Gdynia Chylonia ul. św. Mikołaja 1, tel. 58 663 44 14

Kategoria: Po drodze – blog ks. J. Sochy (Strona 27 z 29)

Chciałbym zapamiętać to, co dzieje się „po drodze” w moim życiu, a przez zapisywanie i dzielenie się ową pamięcią z innymi, pragnę stać się świadkiem Tego, który jest ze mną na drodze życia. Owego „po drodze” nie rozumiem jako określenia wskazującego na przygodność, czy też przypadkowość, ale raczej rozumiem je jako przestrzeń, czy też scenę dla wydarzeń.

Kościół jest wydarzeniem

Brałem udział w spotkaniu osób z Drogi Neokatechumenalnej pochodzących z Europy środkowo-wschodniej, które miało miejsce w Warszawie. Hala Torwaru była wypełniona po brzegi (podobno ponad 7 tysięcy osób), a i przed halą zgromadziło się wiele osób śledząc, poprzez telebimy, to co działo się w środku. Przewodniczył spotkaniu kard. Nycz, a prowadził je Kiko Argűello, jeden z inicjatorów Drogi (z chylońskiej parafii było nas na spotkaniu około 70 osób).

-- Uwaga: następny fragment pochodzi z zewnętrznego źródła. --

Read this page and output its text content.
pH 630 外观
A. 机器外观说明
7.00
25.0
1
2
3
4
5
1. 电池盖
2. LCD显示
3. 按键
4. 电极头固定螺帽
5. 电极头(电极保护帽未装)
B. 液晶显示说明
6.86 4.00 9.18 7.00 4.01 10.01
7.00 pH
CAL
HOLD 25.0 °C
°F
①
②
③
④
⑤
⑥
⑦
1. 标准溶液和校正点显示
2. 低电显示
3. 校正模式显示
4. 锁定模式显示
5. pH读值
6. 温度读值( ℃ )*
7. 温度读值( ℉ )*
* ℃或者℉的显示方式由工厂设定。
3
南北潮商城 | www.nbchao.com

Poprzez spotkanie na Torwarze dotarła do mnie prawda, iż Kościół się ciągle wydarza. On jest, jak pisze Benedykt XVI, drzewem, które już wyrosło z ziarna Słowa, ale też ciągle jest ziarnem, które zostaje wrzucone w świat i w ludzi. Podczas wspomnianego warszawskiego spotkania, które miało charakter powołaniowy zgłosiło się (w żargonie wspólnotowym mówi się „wstało”) do ewangelizacji Azji, głównie Chin, prawie dwustu młodych mężczyzn do kapłaństwa, tyleż samo dziewczyn i kobiet do służby misjom i około 170 rodzin również do działalności misyjnej. Widziałem więc „drzewo, które wyrosło”, to znaczy owoce w postaci gotowości setek ludzi, by porzucić bezpieczną Europę, by wyjechać w nieznane. Widziałem też „ziarno”, czyli nadzieję na ewangelizację Azji. Kiko wspomniał, iż pierwsze tysiąclecie chrześcijaństwa było ewangelizacją Europy, drugie tysiąclecie stało się czasem ewangelizacji Ameryk, Afryki oraz Oceanii, natomiast trzecie tysiąclecie naszej ery, to czas ewangelizacji Azji.

Lekarstwo na letniość

        Odkryłem nowe lekarstwo, a stało się to przez lekturę współczesnego Ojca Pustyni. Ojciec Łazarz, bo tak brzmi jego imię zakonne, zanim stał się mnichem koptyjskim, mieszkał w Australii i był nauczycielem akademickim na świeckiej uczelni. Książka jego autorstwa zatytułowana „Ojciec Łazarz. Pokonaj swoje demony” (Kraków 2014 r.) to bardzo ciekawa lektura; to swego rodzaju współczesny poradnik życia duchowego. Zapamiętałem zwłaszcza dwie porady: „sądzę, że wygasanie pierwszego zapału w zetknięciu z długim okresem życia jest częścią ludzkiego losu. Dotyczy to każdej dziedziny życia, takich jak praca, małżeństwo czy życie religijne. Aby móc codziennie odradzać się na nowo, potrzebujemy wkładać w to wiele wysiłku. Abba Piotr miał w zwyczaju każdego dnia powtarzać, ze rozpoczyna swoje życie na nowo. Ja również staram się go naśladować. Po odprawieniu Mszy św. o północy wracam do swojej jaskini. Kładę się spać i wstaję o szóstej rano. Podczas porannej modlitwy pamiętam o tym, by powiedzieć Panu, ze jest to mój nowy dzień. Pierwszy dzień reszty mojego życia” (s. 65).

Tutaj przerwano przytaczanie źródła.